2017 war die Orgel schon seit Jahrzehnten nicht mehr spielbar gewesen. „Es muss dringend etwas an der Orgel gemacht werden. In zehn Jahren ist es zu spät“, mahnte damals Kreiskantor Peter Michael Seifried. Die Orgel sollte nun generalüberholt werden, damit dieses „Wunderwerk“, wie es im 19. Jahrhundert genannt wurde, wieder erklingt. Da es sich um ein wichtiges Orgeldenkmal handelt, hoffte man in Frankenfelde auf Fördermittel. Doch auch die Restkosten für die Restaurierung konnte die Gemeinde nicht allein tragen.
Turleys Plan vollendet
Ab November 2018 wurde die Orgel in der Karl Schuke Orgelbauwerkstatt GmbH in Berlin restauriert. Die erforderlichen 150.000 Euro waren durch Orgelpfeifenpatenschaften, Spenden und erhebliche Zuwendungen der Denkmalstiftung, der Stiftung Orgelklang, des Kulturministeriums Brandenburg, der Stadt Luckenwalde, der Mittelbrandenburgischen Sparkasse und der Volksbank Raiffeisenbank zusammengekommen. Die Interessengemeinschaft „Orgelfreunde“ fand sich zusammen und legte sich für den Erhalt der Turley-Orgel mächtig ins Zeug, rührte immer und immer wieder die Werbetrommel.

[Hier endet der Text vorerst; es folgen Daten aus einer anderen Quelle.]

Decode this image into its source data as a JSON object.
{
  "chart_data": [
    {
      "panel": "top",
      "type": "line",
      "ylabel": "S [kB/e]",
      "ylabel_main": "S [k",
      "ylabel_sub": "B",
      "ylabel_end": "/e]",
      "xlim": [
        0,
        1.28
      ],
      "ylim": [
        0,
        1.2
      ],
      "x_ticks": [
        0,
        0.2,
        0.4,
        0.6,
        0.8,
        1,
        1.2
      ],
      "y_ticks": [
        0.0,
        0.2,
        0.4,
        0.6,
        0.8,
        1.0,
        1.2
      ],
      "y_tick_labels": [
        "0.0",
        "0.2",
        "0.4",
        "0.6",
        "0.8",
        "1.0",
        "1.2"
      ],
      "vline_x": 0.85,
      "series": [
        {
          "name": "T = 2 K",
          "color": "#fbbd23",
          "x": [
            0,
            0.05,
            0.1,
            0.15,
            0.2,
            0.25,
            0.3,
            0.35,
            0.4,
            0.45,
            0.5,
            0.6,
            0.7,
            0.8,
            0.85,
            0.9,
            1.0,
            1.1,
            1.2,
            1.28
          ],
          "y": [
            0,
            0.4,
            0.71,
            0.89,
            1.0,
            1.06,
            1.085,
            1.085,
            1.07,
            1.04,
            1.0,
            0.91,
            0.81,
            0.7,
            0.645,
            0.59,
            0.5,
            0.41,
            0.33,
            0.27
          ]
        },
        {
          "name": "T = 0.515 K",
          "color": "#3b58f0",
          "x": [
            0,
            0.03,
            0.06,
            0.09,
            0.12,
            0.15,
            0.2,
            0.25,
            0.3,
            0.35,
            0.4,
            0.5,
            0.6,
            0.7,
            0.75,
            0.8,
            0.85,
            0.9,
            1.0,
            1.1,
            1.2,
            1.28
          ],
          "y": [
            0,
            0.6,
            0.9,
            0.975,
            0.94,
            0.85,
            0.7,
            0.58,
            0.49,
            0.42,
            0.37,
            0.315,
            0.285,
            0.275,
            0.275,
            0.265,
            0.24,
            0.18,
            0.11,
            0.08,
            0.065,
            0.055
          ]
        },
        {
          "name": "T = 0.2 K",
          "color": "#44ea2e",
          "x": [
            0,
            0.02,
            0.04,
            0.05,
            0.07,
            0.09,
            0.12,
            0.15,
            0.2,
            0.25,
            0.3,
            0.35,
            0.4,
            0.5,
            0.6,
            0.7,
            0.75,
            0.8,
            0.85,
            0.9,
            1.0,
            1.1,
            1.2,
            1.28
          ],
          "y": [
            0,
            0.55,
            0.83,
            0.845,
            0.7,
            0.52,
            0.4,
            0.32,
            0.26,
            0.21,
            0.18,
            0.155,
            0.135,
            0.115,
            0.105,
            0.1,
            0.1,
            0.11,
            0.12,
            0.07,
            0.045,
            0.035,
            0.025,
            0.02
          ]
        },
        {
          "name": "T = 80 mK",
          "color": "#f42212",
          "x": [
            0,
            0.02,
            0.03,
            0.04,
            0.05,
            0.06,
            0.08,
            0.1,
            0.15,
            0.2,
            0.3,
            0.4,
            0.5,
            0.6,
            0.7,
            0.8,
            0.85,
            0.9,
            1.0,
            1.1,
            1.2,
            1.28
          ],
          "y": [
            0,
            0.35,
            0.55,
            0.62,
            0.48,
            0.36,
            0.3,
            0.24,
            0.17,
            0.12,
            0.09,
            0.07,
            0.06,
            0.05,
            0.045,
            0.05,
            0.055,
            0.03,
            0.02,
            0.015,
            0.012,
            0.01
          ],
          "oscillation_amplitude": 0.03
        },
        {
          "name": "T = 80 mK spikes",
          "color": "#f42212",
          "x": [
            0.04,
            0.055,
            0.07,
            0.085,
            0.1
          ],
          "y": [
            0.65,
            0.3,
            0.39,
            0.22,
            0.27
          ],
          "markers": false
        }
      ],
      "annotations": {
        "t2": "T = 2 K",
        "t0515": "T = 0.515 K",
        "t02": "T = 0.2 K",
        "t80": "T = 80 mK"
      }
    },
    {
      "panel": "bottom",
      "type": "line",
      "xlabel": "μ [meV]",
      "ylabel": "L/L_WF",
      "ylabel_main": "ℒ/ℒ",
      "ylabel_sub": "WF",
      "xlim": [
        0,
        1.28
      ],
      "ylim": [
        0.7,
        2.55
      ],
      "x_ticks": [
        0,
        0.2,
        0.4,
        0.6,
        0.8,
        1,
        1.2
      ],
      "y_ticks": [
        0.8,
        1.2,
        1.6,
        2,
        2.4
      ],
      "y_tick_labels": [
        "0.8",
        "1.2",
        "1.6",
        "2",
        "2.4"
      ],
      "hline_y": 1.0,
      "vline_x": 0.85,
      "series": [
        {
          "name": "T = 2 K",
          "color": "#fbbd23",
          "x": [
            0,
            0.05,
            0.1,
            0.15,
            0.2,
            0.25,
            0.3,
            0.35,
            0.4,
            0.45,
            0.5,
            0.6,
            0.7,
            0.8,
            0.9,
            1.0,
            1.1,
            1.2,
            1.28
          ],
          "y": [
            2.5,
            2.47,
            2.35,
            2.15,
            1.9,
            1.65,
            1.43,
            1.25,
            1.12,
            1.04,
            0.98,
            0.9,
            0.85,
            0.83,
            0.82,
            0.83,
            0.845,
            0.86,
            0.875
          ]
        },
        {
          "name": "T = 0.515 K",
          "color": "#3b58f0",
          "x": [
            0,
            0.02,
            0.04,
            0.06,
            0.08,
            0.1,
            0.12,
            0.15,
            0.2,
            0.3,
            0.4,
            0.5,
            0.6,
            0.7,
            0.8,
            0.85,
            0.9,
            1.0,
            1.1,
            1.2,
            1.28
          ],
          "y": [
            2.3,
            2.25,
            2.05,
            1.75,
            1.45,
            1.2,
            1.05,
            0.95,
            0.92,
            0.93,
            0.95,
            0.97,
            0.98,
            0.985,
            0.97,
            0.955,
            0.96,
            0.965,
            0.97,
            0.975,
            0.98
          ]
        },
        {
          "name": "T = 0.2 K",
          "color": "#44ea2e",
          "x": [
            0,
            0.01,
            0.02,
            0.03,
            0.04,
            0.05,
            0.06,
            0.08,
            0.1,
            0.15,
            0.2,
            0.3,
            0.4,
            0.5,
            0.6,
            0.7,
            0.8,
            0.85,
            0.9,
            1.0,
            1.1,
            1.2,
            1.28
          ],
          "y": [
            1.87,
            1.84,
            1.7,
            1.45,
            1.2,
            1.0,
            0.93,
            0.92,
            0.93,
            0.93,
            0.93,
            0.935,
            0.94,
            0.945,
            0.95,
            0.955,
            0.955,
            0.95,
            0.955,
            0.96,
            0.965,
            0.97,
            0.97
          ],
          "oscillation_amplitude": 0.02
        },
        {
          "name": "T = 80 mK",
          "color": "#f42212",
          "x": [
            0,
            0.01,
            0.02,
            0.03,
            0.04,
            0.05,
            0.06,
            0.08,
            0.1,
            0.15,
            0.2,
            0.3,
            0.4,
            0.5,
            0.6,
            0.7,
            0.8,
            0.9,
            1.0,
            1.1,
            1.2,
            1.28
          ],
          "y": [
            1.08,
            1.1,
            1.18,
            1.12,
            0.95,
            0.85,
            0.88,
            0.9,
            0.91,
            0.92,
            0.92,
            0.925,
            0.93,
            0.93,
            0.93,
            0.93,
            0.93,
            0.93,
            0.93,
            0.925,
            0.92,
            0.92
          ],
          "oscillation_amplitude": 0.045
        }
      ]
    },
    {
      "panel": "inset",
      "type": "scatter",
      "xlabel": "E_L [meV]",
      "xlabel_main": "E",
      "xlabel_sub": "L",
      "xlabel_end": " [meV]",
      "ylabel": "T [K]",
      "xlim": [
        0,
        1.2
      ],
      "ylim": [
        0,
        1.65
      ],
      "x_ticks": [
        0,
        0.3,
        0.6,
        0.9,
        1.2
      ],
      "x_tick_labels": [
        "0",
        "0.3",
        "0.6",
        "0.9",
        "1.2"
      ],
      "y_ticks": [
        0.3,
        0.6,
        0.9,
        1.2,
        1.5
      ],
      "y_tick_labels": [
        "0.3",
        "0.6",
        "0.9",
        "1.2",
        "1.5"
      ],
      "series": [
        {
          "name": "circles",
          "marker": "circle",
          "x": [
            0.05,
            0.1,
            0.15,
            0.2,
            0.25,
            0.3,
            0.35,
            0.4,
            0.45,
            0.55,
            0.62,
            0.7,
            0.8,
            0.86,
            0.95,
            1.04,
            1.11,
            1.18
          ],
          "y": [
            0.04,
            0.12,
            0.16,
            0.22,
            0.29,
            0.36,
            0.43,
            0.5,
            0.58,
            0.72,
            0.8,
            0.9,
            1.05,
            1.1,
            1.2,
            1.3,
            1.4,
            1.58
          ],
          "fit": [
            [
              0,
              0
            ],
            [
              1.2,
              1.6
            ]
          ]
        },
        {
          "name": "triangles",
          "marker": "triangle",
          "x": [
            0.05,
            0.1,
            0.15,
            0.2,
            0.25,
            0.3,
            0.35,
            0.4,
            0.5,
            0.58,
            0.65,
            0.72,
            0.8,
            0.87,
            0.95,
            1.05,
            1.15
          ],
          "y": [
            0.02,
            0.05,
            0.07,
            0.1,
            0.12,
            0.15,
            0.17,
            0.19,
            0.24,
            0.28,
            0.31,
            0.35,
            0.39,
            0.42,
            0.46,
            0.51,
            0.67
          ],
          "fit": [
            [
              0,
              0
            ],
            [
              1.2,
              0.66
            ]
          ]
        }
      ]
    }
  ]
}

Das 16. Register (10 2/3‘ im Pedal) wurde erst im Zuge der im November 2018 begonnenen Generalsanierung eingebaut. Es gehörte bereits zu Turleys Plan. Er hatte dieses Register mit einer tief klingenden Quinte vorgesehen, um zusammen mit dem 16‘-Violon-Register die Illusion eines 32‘-Subbass-Registers zu erzeugen, für das in einer so kleinen Orgel oder Kirche natürlich kein Platz war. Warum der Einbau damals unterblieb, ist nicht überliefert. Nunmehr ist Turleys Plan jedenfalls vollendet. Im Herbst 2019 konnte die Orgel in Betrieb genommen werden, 2020 wurde sie wieder eingeweiht.
Kunst und Klänge in der Dorfkirche
Das 200-jährige Orgeljubiläum wird in diesem Jahr feierlich begangen. Am Sonntag, 26. Mai, findet ein Festgottesdienst mit Orgelspiel in der Dorfkirche Frankenfelde statt. Die Predigt hält Superintendentin Dr. Katrin Rudolph, die Liturgie von Pfarrer Steinker und das Orgelspiel von Hanna Maria Hüttner und Udo Wöhrmann. Beginn ist um 14 Uhr. Anschließend wird zu Kaffee und Kuchen eingeladen und Orgelbaumeister Rainer Nass von der Firma Schuke hält einen Vortrag zur Orgelrestaurierung. Kreiskantor Manuel Gera lädt zu einem Orgel-Improvisations-Konzert ein.
Weitere Veranstaltungen wie ein Orgeltheater, Festkonzerte und ein Orgel-Entdecker-Tag für Kinder sind geplant. Zum Klang der Turley-Orgel, ein Meisterwerk des Orgelbaus, sind Musikliebhaber zu den verschiedenen Höhepunkten eingeladen.